Château Pudris, un vent frais souffle sur Bordeaux

Château Pudris, dans le Sud-Gironde, fait souffler un vent frais, sinon nouveau, sur Bordeaux. Des étiquettes détonantes certes, mais également des vins d’assemblage et de mono-cépage qui tentent de répondre à une demande de vin empreint de plus de fraicheur. Thierry et Virginie, deux Champenois, rebattent les cartes et racontent que Bordeaux sait être disruptif. 

Qu’est-ce qui amène deux Champenois, dont un fils de viticulteurs, à Bordeaux ?
Le fruit du hasard. Nous recherchions un domaine viticole isolé, en bio, avec un beau potentiel à la fois en blanc et en rouge. Il n’y avait pas de notion de région au départ. On a découvert Pudris par hasard et nous sommes tombés amoureux du lieu. Nous sommes arrivés le 16 juillet 2022 et nous vendangions le 28 août de la même année ! 
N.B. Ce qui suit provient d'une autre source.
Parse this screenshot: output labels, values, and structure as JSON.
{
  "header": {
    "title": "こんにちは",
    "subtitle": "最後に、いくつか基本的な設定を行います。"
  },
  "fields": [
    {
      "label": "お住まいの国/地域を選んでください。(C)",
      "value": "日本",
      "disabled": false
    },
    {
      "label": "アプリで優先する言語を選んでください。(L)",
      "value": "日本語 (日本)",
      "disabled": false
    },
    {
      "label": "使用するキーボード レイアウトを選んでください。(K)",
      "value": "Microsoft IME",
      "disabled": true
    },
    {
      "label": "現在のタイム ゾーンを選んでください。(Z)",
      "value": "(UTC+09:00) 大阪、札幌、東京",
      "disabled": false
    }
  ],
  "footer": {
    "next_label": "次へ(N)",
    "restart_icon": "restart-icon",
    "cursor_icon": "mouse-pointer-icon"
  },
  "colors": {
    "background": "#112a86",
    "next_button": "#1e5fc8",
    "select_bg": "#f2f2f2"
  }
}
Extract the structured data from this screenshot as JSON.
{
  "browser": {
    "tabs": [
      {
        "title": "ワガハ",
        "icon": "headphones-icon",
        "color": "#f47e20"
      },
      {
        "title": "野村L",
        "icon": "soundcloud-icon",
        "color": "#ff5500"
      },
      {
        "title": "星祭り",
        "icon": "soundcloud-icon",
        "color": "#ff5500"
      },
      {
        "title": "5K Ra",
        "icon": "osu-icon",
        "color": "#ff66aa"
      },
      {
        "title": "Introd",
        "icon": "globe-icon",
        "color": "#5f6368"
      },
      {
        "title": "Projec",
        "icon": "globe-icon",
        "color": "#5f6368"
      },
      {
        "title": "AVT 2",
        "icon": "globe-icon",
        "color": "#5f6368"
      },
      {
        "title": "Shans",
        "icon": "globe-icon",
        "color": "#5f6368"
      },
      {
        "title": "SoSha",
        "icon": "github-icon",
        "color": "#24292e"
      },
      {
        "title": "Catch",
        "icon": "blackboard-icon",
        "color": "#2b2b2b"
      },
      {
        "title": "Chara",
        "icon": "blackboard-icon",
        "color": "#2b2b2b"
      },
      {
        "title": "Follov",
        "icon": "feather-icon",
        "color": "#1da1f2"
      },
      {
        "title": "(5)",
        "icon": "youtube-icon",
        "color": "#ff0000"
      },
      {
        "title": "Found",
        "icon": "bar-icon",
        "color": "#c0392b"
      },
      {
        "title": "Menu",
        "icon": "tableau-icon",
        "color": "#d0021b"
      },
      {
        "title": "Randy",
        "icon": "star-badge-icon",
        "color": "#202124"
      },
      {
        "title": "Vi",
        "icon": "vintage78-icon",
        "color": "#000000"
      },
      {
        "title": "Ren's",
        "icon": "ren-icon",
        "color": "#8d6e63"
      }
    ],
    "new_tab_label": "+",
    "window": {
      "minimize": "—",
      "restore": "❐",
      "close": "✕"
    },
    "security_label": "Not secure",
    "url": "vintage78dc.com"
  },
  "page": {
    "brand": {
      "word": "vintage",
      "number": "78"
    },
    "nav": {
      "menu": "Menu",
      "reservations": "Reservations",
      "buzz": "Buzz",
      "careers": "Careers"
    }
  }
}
N’était-ce pas une drôle d’idée de quitter un eldorado viticole ?
En venant à Bordeaux nous n’avions pas vraiment conscience de la situation, du désarroi de certains vignerons, en particulier dans notre coin. Ce qui n’a rien enlevé à notre enthousiasme et nous a obligés à être plus inventifs. Aujourd’hui, nous surprenons avec nos vins, nous ne sommes pas restés dans un cadre. 

Avec votre gamme de vins souhaitez-vous vous affranchir de Bordeaux ?
Nous n’avons pas la volonté de tourner le dos à Bordeaux. En pratiquant des extractions légères nous faisions des vins que nous avions envie de boire. Nous étions de grands amateurs de pinot noir bourguignon, de cabernet franc de Loire ou encore des saint-joseph, soyeux et très peu tanniques. Trente ans de dégustations nous ont conduits à vouloir élaborer des vins que nous aurions plaisir à boire. Nous constatons qu’il y a une vraie appétence aujourd’hui pour nos carbo et semi carbo déclinés dans notre gamme La Petite Série. Des vins, qui même non filtrés, ont beaucoup plu à Wine Paris. Chloé Conort, notre œnologue conseil, nous a aidés à formuler nos envies, à les traduire œnologiquement. Il faut désormais qu’on réfléchisse à augmenter les volumes de ce type de vins et nous devons être prêts techniquement à faire plus de vins légers. 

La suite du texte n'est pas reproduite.